The company is also in discussions with a group of its lessors trying to cut its payment commitments.
In the note to the stock exchange today, PIL warned of the risk of defaulting, stating: “[T]here are likely to be events of default arising under its financing agreements including under the terms of the S$60 million in principal amount of fixed rate bonds due 2020”.
PIL’s troubles have been well documented in recent months. The world’s tenth largest containerline with 350,390 slots in its dwindling fleet, PIL has been busy offloading assets all year.
PIL ships have been detained and late charter and bunker payments have made the headlines regularly. The privately held Singapore liner quit the transpacific tradelane in March, having exited the Asia-Europe trades in April last year. It has also sold its stake in Pacific Direct Line (PDL), which operates in the South Pacific as well as selling many of its largest ships in February and March.

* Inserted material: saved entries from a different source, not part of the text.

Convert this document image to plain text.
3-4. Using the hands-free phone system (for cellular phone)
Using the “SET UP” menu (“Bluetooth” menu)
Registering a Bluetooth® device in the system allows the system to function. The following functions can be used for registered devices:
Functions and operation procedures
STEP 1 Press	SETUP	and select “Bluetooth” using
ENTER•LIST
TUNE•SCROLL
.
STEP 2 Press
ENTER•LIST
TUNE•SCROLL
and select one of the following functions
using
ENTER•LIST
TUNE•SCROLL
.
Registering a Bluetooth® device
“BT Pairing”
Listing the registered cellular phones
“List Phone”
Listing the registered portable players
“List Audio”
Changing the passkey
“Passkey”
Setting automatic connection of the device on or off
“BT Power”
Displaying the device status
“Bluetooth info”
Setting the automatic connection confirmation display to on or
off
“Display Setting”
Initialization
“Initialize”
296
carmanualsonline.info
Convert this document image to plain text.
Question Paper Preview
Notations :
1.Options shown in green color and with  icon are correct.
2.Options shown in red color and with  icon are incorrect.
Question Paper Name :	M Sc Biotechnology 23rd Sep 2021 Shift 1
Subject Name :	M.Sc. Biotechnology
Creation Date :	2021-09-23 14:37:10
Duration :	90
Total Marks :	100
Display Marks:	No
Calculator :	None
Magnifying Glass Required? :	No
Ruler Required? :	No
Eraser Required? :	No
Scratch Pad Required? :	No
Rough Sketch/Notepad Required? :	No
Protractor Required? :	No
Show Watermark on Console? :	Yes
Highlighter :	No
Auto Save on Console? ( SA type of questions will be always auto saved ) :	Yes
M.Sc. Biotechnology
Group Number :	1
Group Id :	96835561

Singamas, the box manufacturing company also controlled by the Teo family, reported in March that PIL owes it $147.7m, the majority of which was overdue.
Temasek has already come to the rescue of PIL on at leat one occasion. Last year, Alphaliner revealed that in 2018 PIL received previously unreported loans from Temasek Holdings-linked SeaTown Holdings.
If Temasek unit Heliconia does come onboard it will be the latest in raft of government interventions around the world to save containerlines that has seen state aid dished out in various forms to lines in China, South Korea, Taiwan and France in recent months since the coronavirus sparked a historic drop in demand in the container shipping segment.
Heliconia’s chairman is Lim How Teck, who worked with Neptune Orient Lines (NOL) from 1979 to 2005.